The idea of "sustainable development" is quite recent, but also quite novel: a sustainable economy can create new prosperity. The ecological revolution can create wealth.
If we wish to reinvent progress, we must explore its potential and redefine the ethics that should govern our scientific, political and social models. Until now, any attempt to slow the development of knowledge has come to grief on the shores of human conscience… and its irresistible instinct for transgression! Whatever their intentions, it looks as if the discoverers are engaged in a headlong flight from reality.
Reinventing progress could, perhaps, begin with accepting the fact that any invention is an element of progress: a necessary first step to avoid sterile debates between partisans and opponents of progress.
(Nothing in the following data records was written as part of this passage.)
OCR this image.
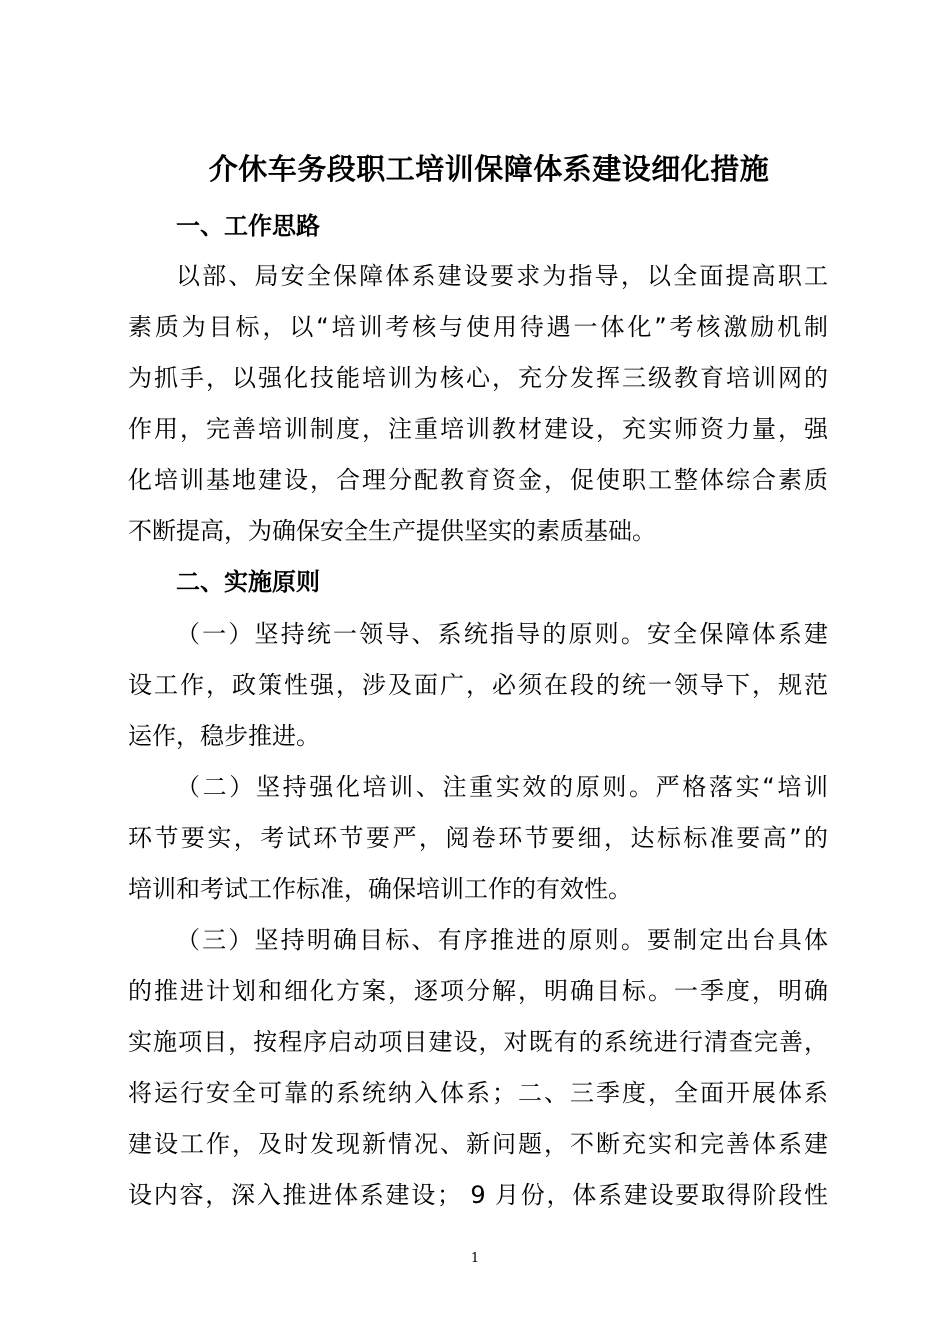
介休车务段职工培训保障体系建设细化措施
一、工作思路
以部、局安全保障体系建设要求为指导，以全面提高职工
素质为目标，以“培训考核与使用待遇一体化”考核激励机制
为抓手，以强化技能培训为核心，充分发挥三级教育培训网的
作用，完善培训制度，注重培训教材建设，充实师资力量，强
化培训基地建设，合理分配教育资金，促使职工整体综合素质
不断提高，为确保安全生产提供坚实的素质基础。
二、实施原则
（一）坚持统一领导、系统指导的原则。安全保障体系建
设工作，政策性强，涉及面广，必须在段的统一领导下，规范
运作，稳步推进。
（二）坚持强化培训、注重实效的原则。严格落实“培训
环节要实，考试环节要严，阅卷环节要细，达标标准要高”的
培训和考试工作标准，确保培训工作的有效性。
（三）坚持明确目标、有序推进的原则。要制定出台具体
的推进计划和细化方案，逐项分解，明确目标。一季度，明确
实施项目，按程序启动项目建设，对既有的系统进行清查完善，
将运行安全可靠的系统纳入体系；二、三季度，全面开展体系
建设工作，及时发现新情况、新问题，不断充实和完善体系建
设内容，深入推进体系建设； 9 月份，体系建设要取得阶段性
1
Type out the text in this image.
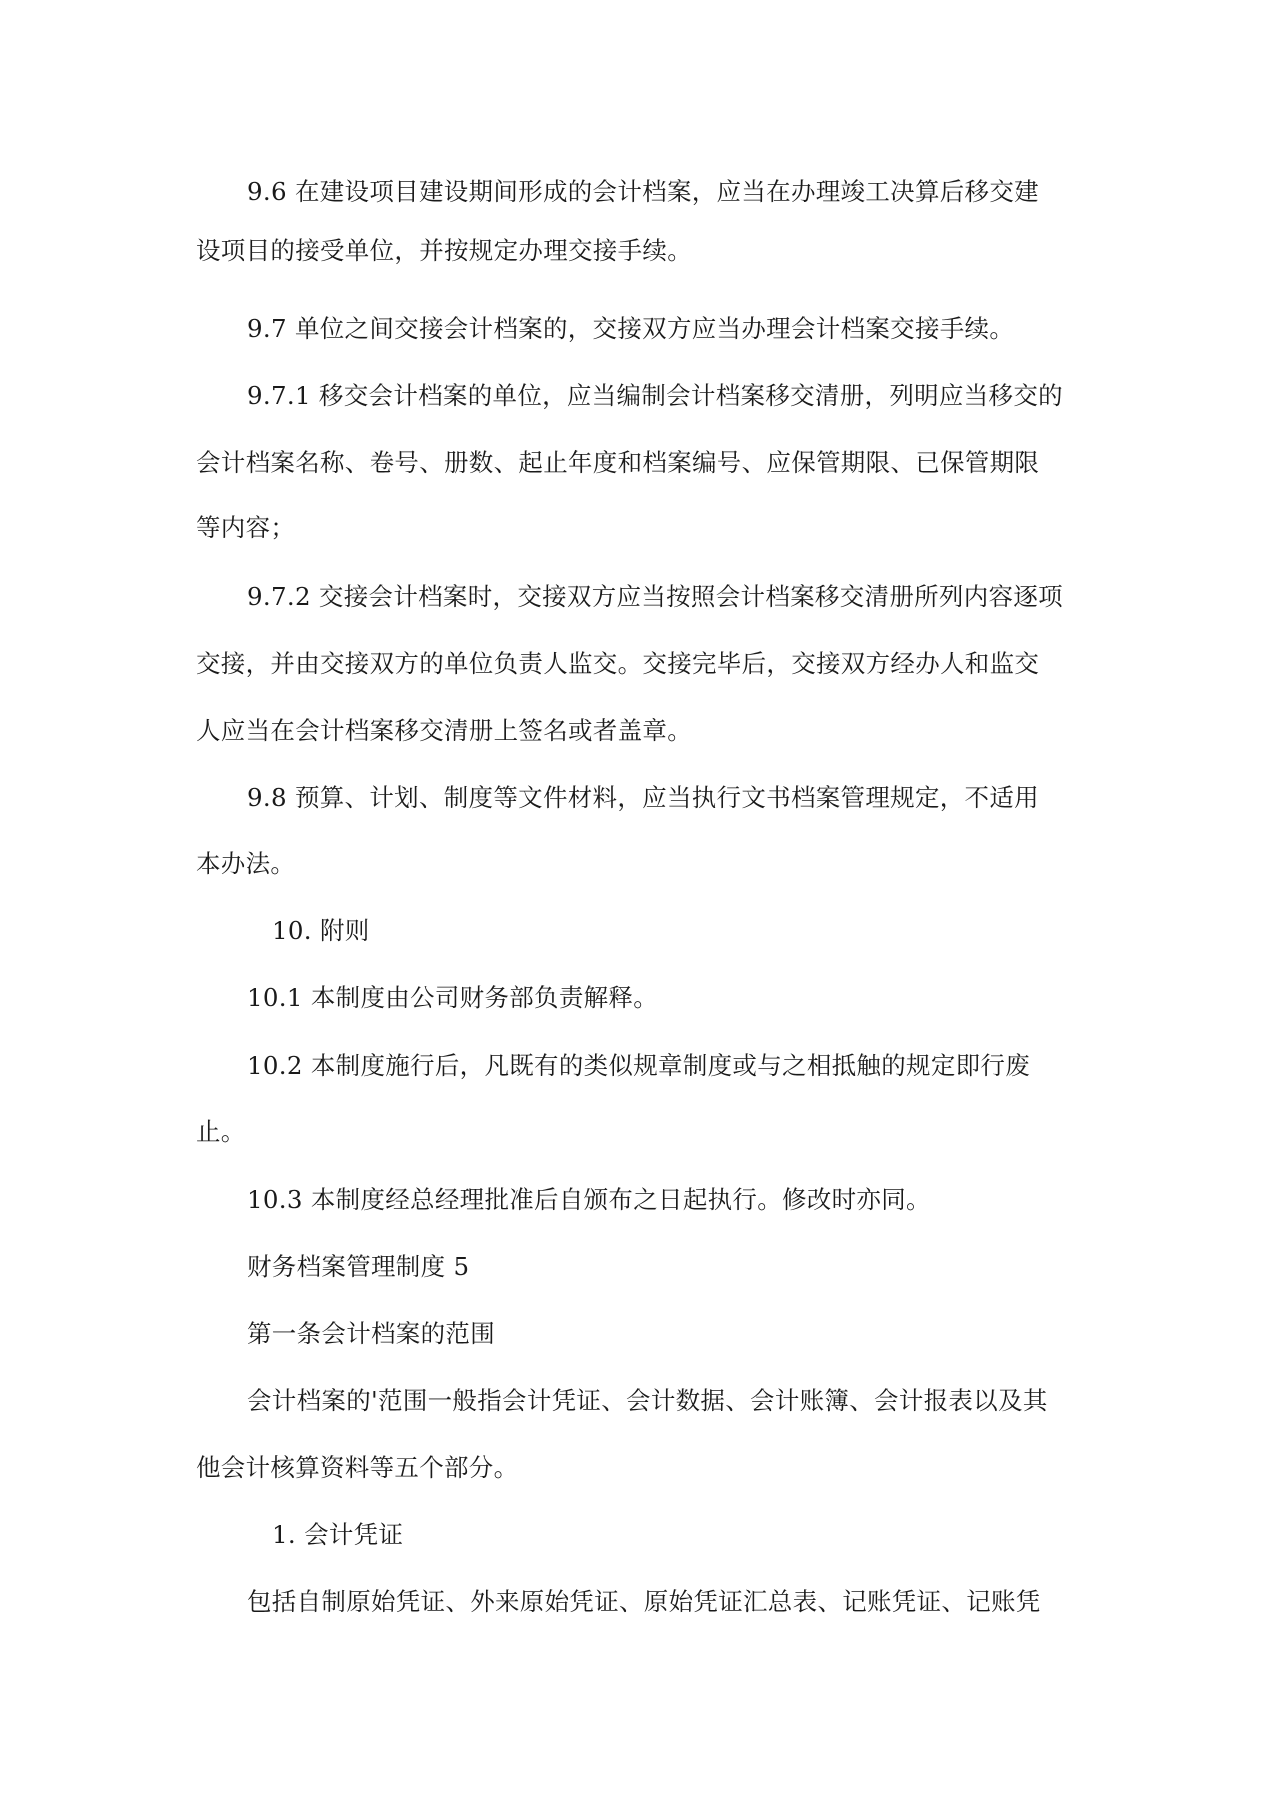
9.6 在建设项目建设期间形成的会计档案，应当在办理竣工决算后移交建
设项目的接受单位，并按规定办理交接手续。
9.7 单位之间交接会计档案的，交接双方应当办理会计档案交接手续。
9.7.1 移交会计档案的单位，应当编制会计档案移交清册，列明应当移交的
会计档案名称、卷号、册数、起止年度和档案编号、应保管期限、已保管期限
等内容；
9.7.2 交接会计档案时，交接双方应当按照会计档案移交清册所列内容逐项
交接，并由交接双方的单位负责人监交。交接完毕后，交接双方经办人和监交
人应当在会计档案移交清册上签名或者盖章。
9.8 预算、计划、制度等文件材料，应当执行文书档案管理规定，不适用
本办法。
10. 附则
10.1 本制度由公司财务部负责解释。
10.2 本制度施行后，凡既有的类似规章制度或与之相抵触的规定即行废
止。
10.3 本制度经总经理批准后自颁布之日起执行。修改时亦同。
财务档案管理制度 5
第一条会计档案的范围
会计档案的'范围一般指会计凭证、会计数据、会计账簿、会计报表以及其
他会计核算资料等五个部分。
1. 会计凭证
包括自制原始凭证、外来原始凭证、原始凭证汇总表、记账凭证、记账凭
Does not reinventing progress mean putting mankind at its centre? No matter what form it takes, progress springs from the human spirit and embeds itself in the lives of millions of men and women. Since progress begets progress, reinventing it implies, first and foremost, redirecting it in order to imagine our future. The excesses of industrialisation demonstrate the need to preserve the resources of our planet.
Any new "model" of progress must take into account the growing awareness of the world's peoples (at varying degrees), and the need to apply it to all sectors of society: science, of course, but also business, education, consumption, leisure and social relations.
What if reinventing progress consisted, first and foremost, of assuming responsibility for our lives and citizenship in a world whose injustices and complexity become apparent, a little more, every day?